Everyone is in awe of the great man, which gives Waters licence to puncture the pretensions and faddish theories of his earnest campus followers. But when it is learned that the visiting guru has apparently killed his wife, under the influence of drugs, real life enters the protected world of academe. Satire strikes me as Waters's strongest suit, and he is at his best in contrasting the pseudo-scientific jargon of Eng Lit crit with the speech of everyday life. Putting his characters on the rostrum he sends up everything from the contextual pieties of the new historicists to the gender fixations of the post-feminists. But when Beaudricourt finally arrives and asks them, over drinks, to say what Shakespeare means to them, they suddenly start to speak like spontaneous human beings. It is a vivid demonstration of the way academic criticism has become a form of linguistic protection-racket.
The play goes off the boil only when Waters suggests the characters have learned something from Beaudricourt's tragic experience. Improbably bringing everyone to Aberystwyth, he shows a working-class lesbian, an unfulfilled gay lecturer and a pair of Beaudricourt groupies shedding their inhibitions while the French hero sheds his clothes in an echo of Lear's attempt to reach "unaccommodated man". Hard satire turns into a slightly soggy homily about the need to confront our real selves.

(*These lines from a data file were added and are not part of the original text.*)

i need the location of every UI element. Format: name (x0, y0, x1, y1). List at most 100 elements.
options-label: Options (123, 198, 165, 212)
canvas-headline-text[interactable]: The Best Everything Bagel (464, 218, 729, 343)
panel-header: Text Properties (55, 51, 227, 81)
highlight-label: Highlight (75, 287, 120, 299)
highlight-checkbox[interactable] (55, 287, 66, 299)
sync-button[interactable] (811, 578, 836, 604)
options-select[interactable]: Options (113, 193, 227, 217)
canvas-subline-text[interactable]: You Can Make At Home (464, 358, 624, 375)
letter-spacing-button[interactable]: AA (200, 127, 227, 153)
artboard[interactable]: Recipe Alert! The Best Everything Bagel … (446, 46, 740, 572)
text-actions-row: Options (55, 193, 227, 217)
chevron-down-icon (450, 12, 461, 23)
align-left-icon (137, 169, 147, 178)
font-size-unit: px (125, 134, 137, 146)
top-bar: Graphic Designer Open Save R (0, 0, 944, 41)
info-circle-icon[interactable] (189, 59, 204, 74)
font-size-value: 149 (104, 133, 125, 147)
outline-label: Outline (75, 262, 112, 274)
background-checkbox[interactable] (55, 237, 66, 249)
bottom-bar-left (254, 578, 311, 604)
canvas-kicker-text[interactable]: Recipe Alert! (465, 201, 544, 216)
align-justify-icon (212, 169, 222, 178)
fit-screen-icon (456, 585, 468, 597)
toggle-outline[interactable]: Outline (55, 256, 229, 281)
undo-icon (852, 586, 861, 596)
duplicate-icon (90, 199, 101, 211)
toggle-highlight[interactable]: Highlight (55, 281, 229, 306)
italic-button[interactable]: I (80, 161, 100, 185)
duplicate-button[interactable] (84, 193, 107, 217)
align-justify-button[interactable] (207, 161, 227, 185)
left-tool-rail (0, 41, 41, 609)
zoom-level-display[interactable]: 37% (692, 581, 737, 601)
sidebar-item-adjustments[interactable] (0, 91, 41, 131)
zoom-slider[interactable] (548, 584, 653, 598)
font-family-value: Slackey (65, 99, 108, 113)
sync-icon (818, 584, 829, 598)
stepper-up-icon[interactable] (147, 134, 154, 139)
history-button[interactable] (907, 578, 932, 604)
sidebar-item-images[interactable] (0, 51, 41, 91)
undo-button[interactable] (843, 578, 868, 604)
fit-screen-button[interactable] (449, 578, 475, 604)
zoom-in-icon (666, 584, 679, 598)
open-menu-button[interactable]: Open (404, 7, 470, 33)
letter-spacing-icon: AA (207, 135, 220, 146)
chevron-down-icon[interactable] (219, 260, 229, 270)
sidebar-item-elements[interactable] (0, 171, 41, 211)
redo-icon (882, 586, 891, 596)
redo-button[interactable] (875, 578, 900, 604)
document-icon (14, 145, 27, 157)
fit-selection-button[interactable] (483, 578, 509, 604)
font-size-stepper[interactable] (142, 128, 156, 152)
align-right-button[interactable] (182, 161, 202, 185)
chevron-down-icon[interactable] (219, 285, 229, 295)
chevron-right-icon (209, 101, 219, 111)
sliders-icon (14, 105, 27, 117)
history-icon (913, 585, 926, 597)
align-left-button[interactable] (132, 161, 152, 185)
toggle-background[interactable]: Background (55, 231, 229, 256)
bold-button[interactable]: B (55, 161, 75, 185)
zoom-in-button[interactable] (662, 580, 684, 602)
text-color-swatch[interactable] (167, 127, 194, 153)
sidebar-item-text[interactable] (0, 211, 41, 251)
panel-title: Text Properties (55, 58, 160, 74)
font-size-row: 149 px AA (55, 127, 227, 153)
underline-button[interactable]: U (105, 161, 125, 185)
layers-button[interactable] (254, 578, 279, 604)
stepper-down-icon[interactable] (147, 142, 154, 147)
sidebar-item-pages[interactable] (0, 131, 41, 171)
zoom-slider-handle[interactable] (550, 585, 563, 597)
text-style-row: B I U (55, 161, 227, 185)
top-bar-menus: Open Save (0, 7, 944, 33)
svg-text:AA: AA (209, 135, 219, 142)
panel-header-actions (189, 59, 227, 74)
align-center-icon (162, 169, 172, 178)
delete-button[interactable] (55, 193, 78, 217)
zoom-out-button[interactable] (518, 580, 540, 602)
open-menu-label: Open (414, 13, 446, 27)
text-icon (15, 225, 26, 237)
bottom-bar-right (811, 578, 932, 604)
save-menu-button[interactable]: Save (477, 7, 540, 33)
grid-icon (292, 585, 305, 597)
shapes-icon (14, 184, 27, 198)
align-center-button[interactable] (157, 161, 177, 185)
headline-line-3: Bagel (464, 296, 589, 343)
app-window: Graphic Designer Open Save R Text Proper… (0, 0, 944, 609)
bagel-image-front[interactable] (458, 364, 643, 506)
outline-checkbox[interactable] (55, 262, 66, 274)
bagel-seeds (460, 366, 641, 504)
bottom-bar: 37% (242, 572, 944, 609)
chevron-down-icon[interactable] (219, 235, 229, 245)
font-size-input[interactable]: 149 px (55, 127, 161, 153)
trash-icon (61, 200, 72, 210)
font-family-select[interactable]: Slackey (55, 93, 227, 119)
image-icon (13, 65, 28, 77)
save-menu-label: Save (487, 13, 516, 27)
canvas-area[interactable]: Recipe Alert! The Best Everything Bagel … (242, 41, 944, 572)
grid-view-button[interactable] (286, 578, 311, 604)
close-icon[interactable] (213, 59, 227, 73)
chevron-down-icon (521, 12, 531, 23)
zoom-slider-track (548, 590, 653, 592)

But Waters deserves credit for taking on an academic industry that elevates secondary criticism above pure text. And Gemma Bodinetz's production contains a peach of a performance from Tom Smith as a Malvolio-like puritan who has reneged on his early enthusiasm for Beaudricourt: every movement suggests a man ill at ease in his own body. There is also good work from Fred Pearson as the agonised intellectual himself, from Conor Mullen as the academic embodiment of unrealised promise, and from Amita Dhiri as a queer theorist guilty of the life half lived. You can pick holes in Waters's dramatic structure but what is encouraging is to find someone laying into the closeted world of critical theory with such palpable relish.